Supporting Small Departments
Physiotherapy and dietetics departments in medium secure units are often small and resource ‑ limited. Clinical exercise can act as a supportive extension, amplifying their impact. By embedding exercise into daily schedules and reinforcing dietary advice, clinical exercise professionals contribute to continuity of care. This collaborative approach not only reduces obesity but also fosters resilience, enabling patients to manage their health proactively while staff work together across disciplines.
Conclusion
Clinical exercise in forensic mental health is more than physical activity it’s a clinical, therapeutic, and collaborative practice. It addresses obesity, mitigates medication side effects, and strengthens the bridge between physiotherapy and dietetics. Most importantly, it builds resilience: for patients striving toward recovery and for teams working together in challenging environments.

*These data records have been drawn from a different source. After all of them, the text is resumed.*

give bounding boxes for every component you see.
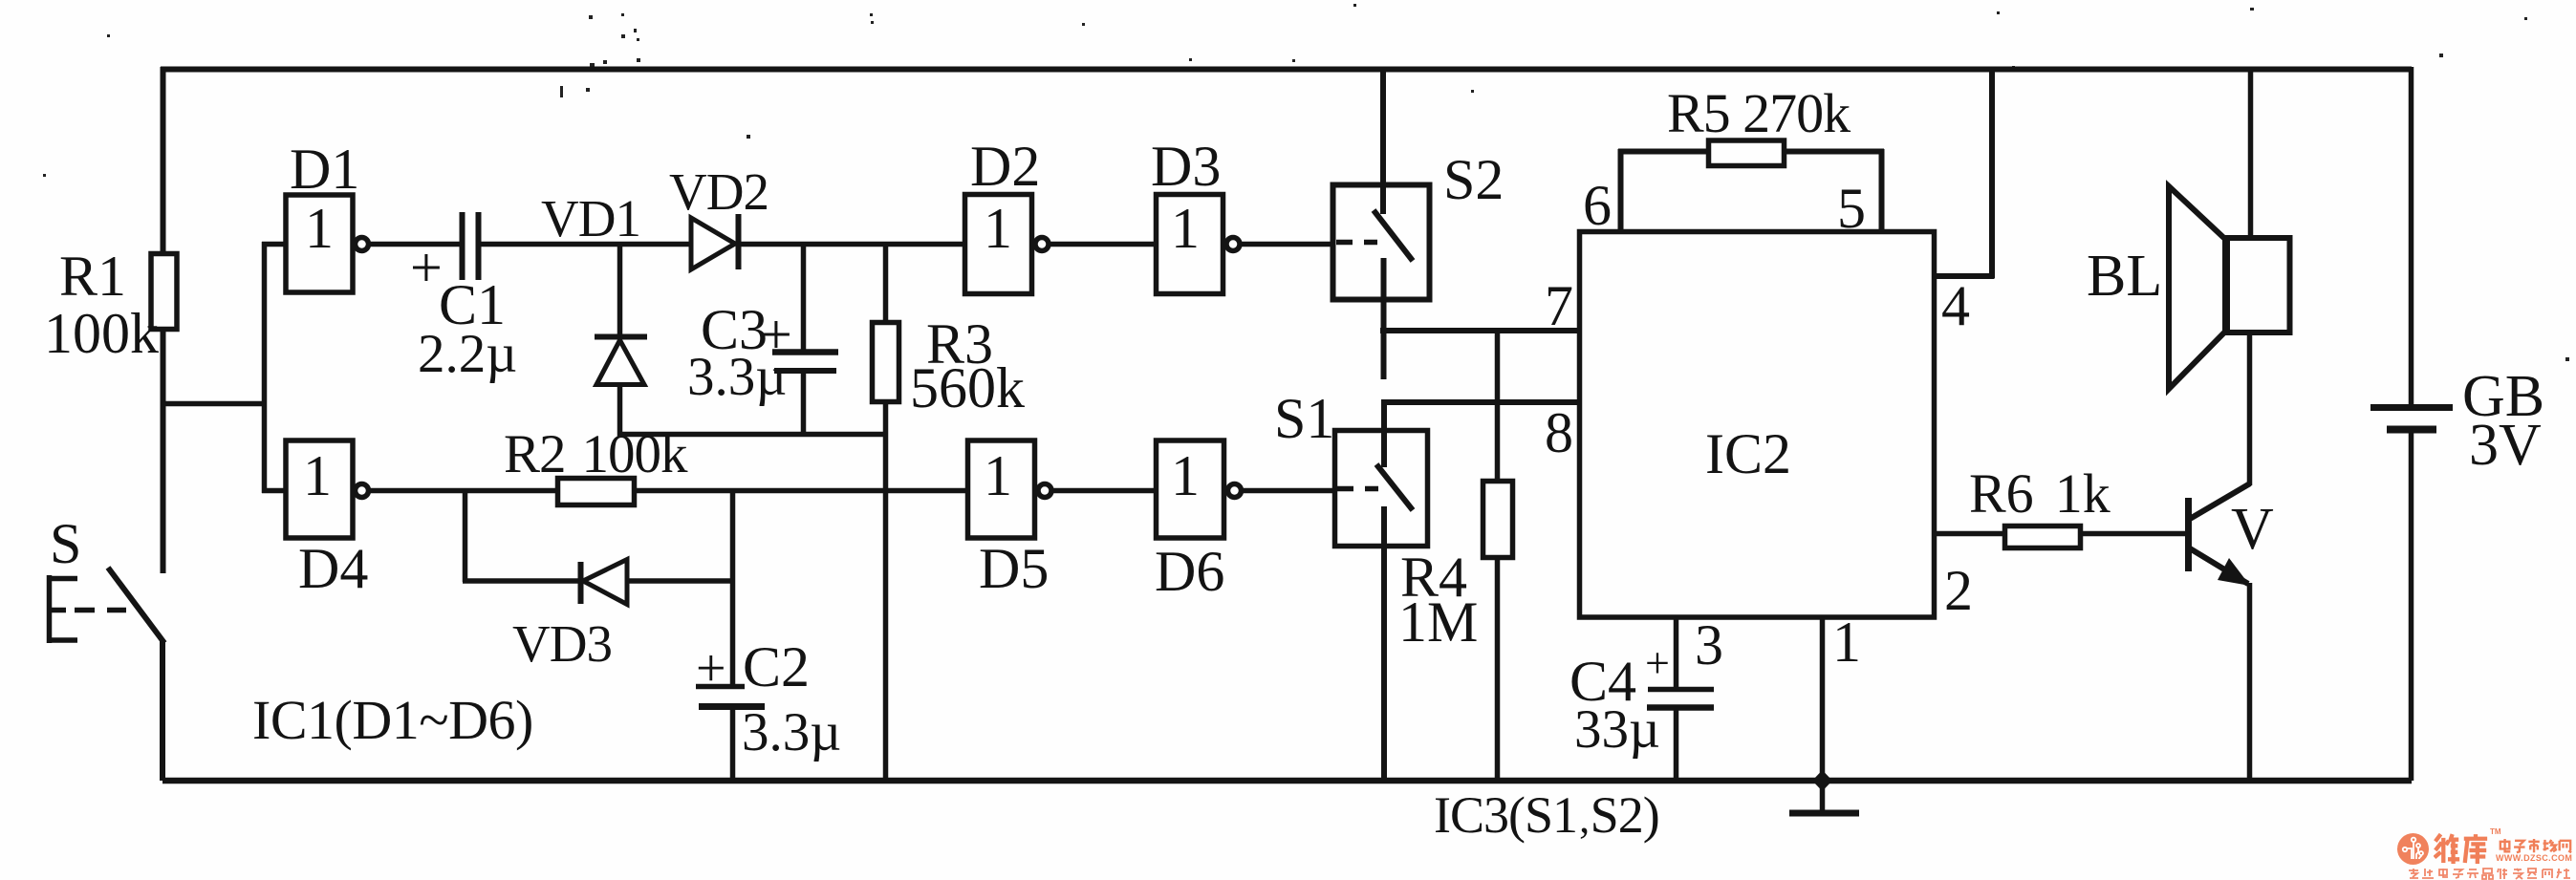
wire IC2 pin 2 — [1935, 531, 2005, 537]
wire IC2 pin 6 / R5 loop — [1618, 149, 1884, 231]
wire R2 to D5 — [634, 488, 968, 494]
label R4 — [1400, 548, 1467, 606]
label + of C2 — [696, 642, 726, 696]
label VD1 — [541, 192, 640, 245]
ground — [1789, 781, 1859, 813]
label IC1(D1~D6) — [252, 693, 533, 748]
label C2 — [743, 638, 810, 696]
label D1 — [290, 140, 359, 198]
wire top rail — [161, 67, 2412, 73]
wire left rail upper — [161, 67, 166, 255]
wire D4 to R2 — [368, 488, 558, 494]
diode VD2 — [691, 214, 739, 269]
label R2 100k — [504, 427, 687, 482]
IC chip U2 (IC2 box) — [1580, 232, 1935, 618]
analog switch S2 — [1333, 67, 1430, 379]
watermark logo — [2397, 833, 2429, 865]
wire IC2 pin 7 — [1380, 328, 1582, 333]
wire switch to bottom rail — [160, 641, 165, 781]
speaker BL — [2169, 67, 2290, 389]
label 1 inside D4 — [303, 447, 332, 504]
wire D5 to D6 — [1051, 488, 1157, 494]
resistor R3 — [873, 242, 899, 781]
label 1 inside D1 — [305, 200, 334, 257]
label 8 — [1545, 404, 1573, 461]
label 7 — [1545, 277, 1573, 334]
label BL — [2087, 247, 2162, 306]
watermark TM — [2490, 828, 2501, 836]
wire VD3 branch — [463, 490, 580, 582]
label GB — [2462, 367, 2544, 426]
NOT gate D5 — [968, 440, 1052, 538]
label 33u — [1574, 702, 1660, 757]
label R5 270k — [1667, 86, 1850, 141]
transistor V — [2189, 334, 2251, 781]
label 5 — [1837, 180, 1866, 237]
diode VD3 — [581, 560, 735, 605]
label 2 — [1944, 562, 1973, 619]
label R3 — [926, 315, 993, 373]
label R6 1k — [1969, 466, 2111, 522]
label 6 — [1583, 177, 1612, 234]
label 1 inside D5 — [984, 447, 1012, 504]
wire VD2 to D2 — [741, 242, 965, 247]
watermark slogan strokes — [2408, 868, 2576, 880]
switch S — [47, 568, 164, 643]
wire IC2 pin 1 — [1820, 615, 1826, 781]
label 2.2u — [418, 327, 517, 381]
label 3V — [2469, 416, 2542, 475]
capacitor C4 — [1647, 615, 1714, 781]
junction node dot — [1812, 770, 1832, 791]
wire R6 to transistor base — [2081, 531, 2188, 537]
label VD3 — [512, 617, 612, 670]
label + of C3 — [760, 306, 792, 363]
NOT gate D1 — [286, 195, 369, 292]
label IC2 — [1705, 425, 1791, 483]
wire left rail lower — [161, 329, 166, 573]
resistor R5 — [1709, 140, 1785, 166]
wire IC2 pin 8 — [1382, 399, 1582, 405]
label 3.3u (C3) — [687, 350, 787, 404]
wire junction bus VD1/C3/R3 — [617, 432, 887, 438]
label 1 inside D2 — [984, 200, 1012, 257]
label R1 — [59, 247, 126, 305]
capacitor C2 — [696, 488, 765, 781]
label 3 — [1695, 616, 1723, 674]
label 1M — [1398, 593, 1478, 651]
label D6 — [1155, 543, 1224, 600]
label 4 — [1941, 277, 1970, 334]
diode VD1 — [595, 244, 647, 437]
label V — [2231, 500, 2274, 559]
battery GB — [2370, 67, 2453, 781]
capacitor C3 — [772, 242, 838, 437]
label VD2 — [669, 165, 768, 218]
label 1 inside D6 — [1171, 447, 1200, 504]
watermark brand name (wei ku) — [2434, 833, 2489, 866]
NOT gate D6 — [1157, 440, 1242, 538]
wire D1 to C1 — [368, 242, 461, 247]
label S — [50, 515, 81, 572]
label D2 — [970, 138, 1040, 195]
label S2 — [1443, 151, 1504, 208]
label IC3(S1,S2) — [1434, 789, 1659, 841]
resistor R1 — [151, 254, 177, 330]
capacitor C1 — [463, 212, 479, 280]
wire D2 to D3 — [1049, 242, 1157, 247]
NOT gate D2 — [965, 195, 1050, 294]
label S1 — [1274, 390, 1334, 447]
label C3 — [701, 301, 768, 358]
watermark subtitle (dian zi shi chang wang) — [2497, 838, 2573, 857]
resistor R6 — [2005, 526, 2081, 548]
wire bottom rail — [162, 778, 2412, 784]
wire D6 to S1 — [1242, 488, 1336, 494]
label + of C4 — [1645, 641, 1670, 685]
label 3.3u (C2) — [742, 705, 841, 760]
wire IC2 pin 4 — [1935, 67, 1995, 278]
label 560k — [910, 359, 1025, 417]
resistor R4 — [1483, 329, 1513, 781]
NOT gate D4 — [286, 440, 369, 538]
wire input bus D1/D4 — [161, 242, 287, 493]
label C4 — [1569, 653, 1636, 710]
label D4 — [298, 540, 368, 597]
wire C1 to VD2 — [481, 242, 690, 247]
label 1 (pin) — [1832, 613, 1861, 671]
label C1 — [439, 276, 506, 333]
label 1 inside D3 — [1171, 200, 1200, 257]
resistor R2 — [558, 479, 635, 505]
NOT gate D3 — [1157, 195, 1241, 294]
label + of C1 — [410, 239, 443, 296]
analog switch S1 — [1335, 399, 1428, 781]
label D5 — [979, 540, 1049, 597]
label D3 — [1151, 138, 1221, 195]
wire D3 to S2 — [1240, 242, 1334, 247]
watermark www.dzsc.com — [2496, 854, 2572, 863]
label 100k (R1) — [44, 305, 159, 362]
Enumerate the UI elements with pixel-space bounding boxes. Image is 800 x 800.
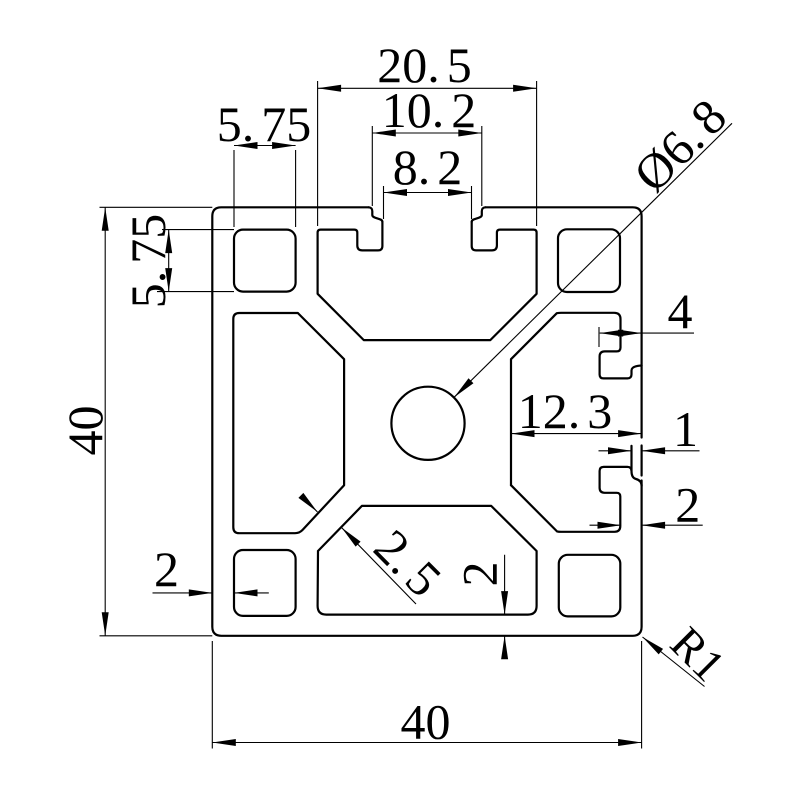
arrowheads dim 2 bottom-left <box>189 589 213 596</box>
8.2 dim <box>384 186 472 219</box>
outer profile boundary with top T-slot mouth and right slit <box>212 207 641 636</box>
arrowheads dim 12.3 <box>511 430 535 437</box>
arrowheads dim 2 bottom-middle <box>501 591 508 615</box>
arrowhead leader R1 <box>640 634 663 654</box>
bottom-right square cavity <box>559 555 621 617</box>
2 right dim <box>590 524 703 526</box>
arrowheads dim 5.75 vertical <box>165 230 172 254</box>
arrowheads dim 5.75 horizontal <box>234 142 258 149</box>
top-right square cavity <box>558 229 620 292</box>
R1 leader <box>643 637 705 687</box>
svg-text:8.2: 8.2 <box>393 139 463 195</box>
svg-text:2: 2 <box>675 477 700 533</box>
right side cavity: lower pentagon with hook <box>511 467 632 532</box>
T-slot mouth right wall with jog <box>472 207 486 222</box>
arrowheads dim 40 bottom <box>212 739 236 746</box>
svg-text:40: 40 <box>401 694 451 750</box>
20.5 dim <box>318 81 537 226</box>
svg-text:5.75: 5.75 <box>120 214 176 309</box>
dia 6.8 leader <box>454 123 732 397</box>
svg-text:10.2: 10.2 <box>382 82 477 138</box>
1 dim <box>599 450 700 452</box>
svg-text:2: 2 <box>452 562 508 587</box>
40 left dim <box>100 207 213 636</box>
bottom-left square cavity <box>234 550 296 616</box>
arrowheads dim 10.2 <box>372 130 396 137</box>
2.5 leader <box>303 498 416 605</box>
5.75 top dim <box>234 146 296 228</box>
svg-text:4: 4 <box>668 283 693 339</box>
dimension linework <box>100 81 733 749</box>
arrowheads dim 2.5 web <box>298 493 320 515</box>
4 dim <box>599 327 694 347</box>
arrowheads dim 1 <box>608 447 632 454</box>
svg-text:5.75: 5.75 <box>217 96 312 152</box>
arrowheads dim 40 left <box>102 207 109 231</box>
2 bottom-left dim <box>153 592 269 594</box>
center hole circle <box>391 387 464 460</box>
top-left square cavity <box>234 230 296 292</box>
bottom hex cavity <box>318 506 537 615</box>
top hex cavity with T-slot lips and wings <box>318 222 537 340</box>
right side cavity: upper pentagon with hook <box>511 313 642 485</box>
svg-text:2: 2 <box>154 541 179 597</box>
svg-text:40: 40 <box>57 406 113 456</box>
arrowheads dim 8.2 <box>384 189 408 196</box>
2 bottom-middle dim <box>504 555 506 657</box>
arrowheads dim 20.5 <box>318 85 342 92</box>
svg-text:1: 1 <box>673 401 698 457</box>
svg-text:12.3: 12.3 <box>518 383 613 439</box>
5.75 left dim <box>157 230 234 292</box>
10.2 dim <box>372 126 482 206</box>
arrowheads dim 4 <box>600 330 624 337</box>
T-slot mouth left wall with jog <box>369 207 383 222</box>
left middle octagon cavity <box>233 313 344 533</box>
40 bottom dim <box>212 641 641 749</box>
12.3 dim <box>511 433 642 435</box>
arrowheads dim 2 right <box>598 522 622 529</box>
arrowhead leader dia 6.8 <box>452 378 474 399</box>
right slit channel wall <box>632 446 642 486</box>
arrowheads <box>102 85 665 746</box>
dimension texts <box>57 37 737 750</box>
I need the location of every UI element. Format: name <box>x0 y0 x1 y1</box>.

Looking ahead, Clinical Exercise must become a consistent feature of multidisciplinary care. Early interventions around medication side effects, tailored plans for obese patients, and integrated pathways that combine exercise and nutrition are essential. Clinical exercise professionals, working alongside dietitians, physiotherapists, and psychologists, provide the motivation, structure, and support needed to help patients achieve their physical health goals. Embedding these approaches into secure unit pathways is key to tackling obesity and improving long ‑ term wellbeing in forensic mental health.
About the Author
Gareth Price is the Clinical Exercise Lead at River House Medium Secure Unit, Royal Bethlem Hospital. He has 17 years of experience in forensic mental health services. Having built the clinical exercise programme from its inception, he now leads a dedicated team delivering patient ‑ centred interventions that integrate physical health into secure care pathways. His work focuses on tackling obesity, mitigating medication side effects, and providing sporting opportunities. Passionate about collaboration, Gareth and his team continue to champion exercise as a therapeutic tool that strengthens recovery and wellbeing in secure care.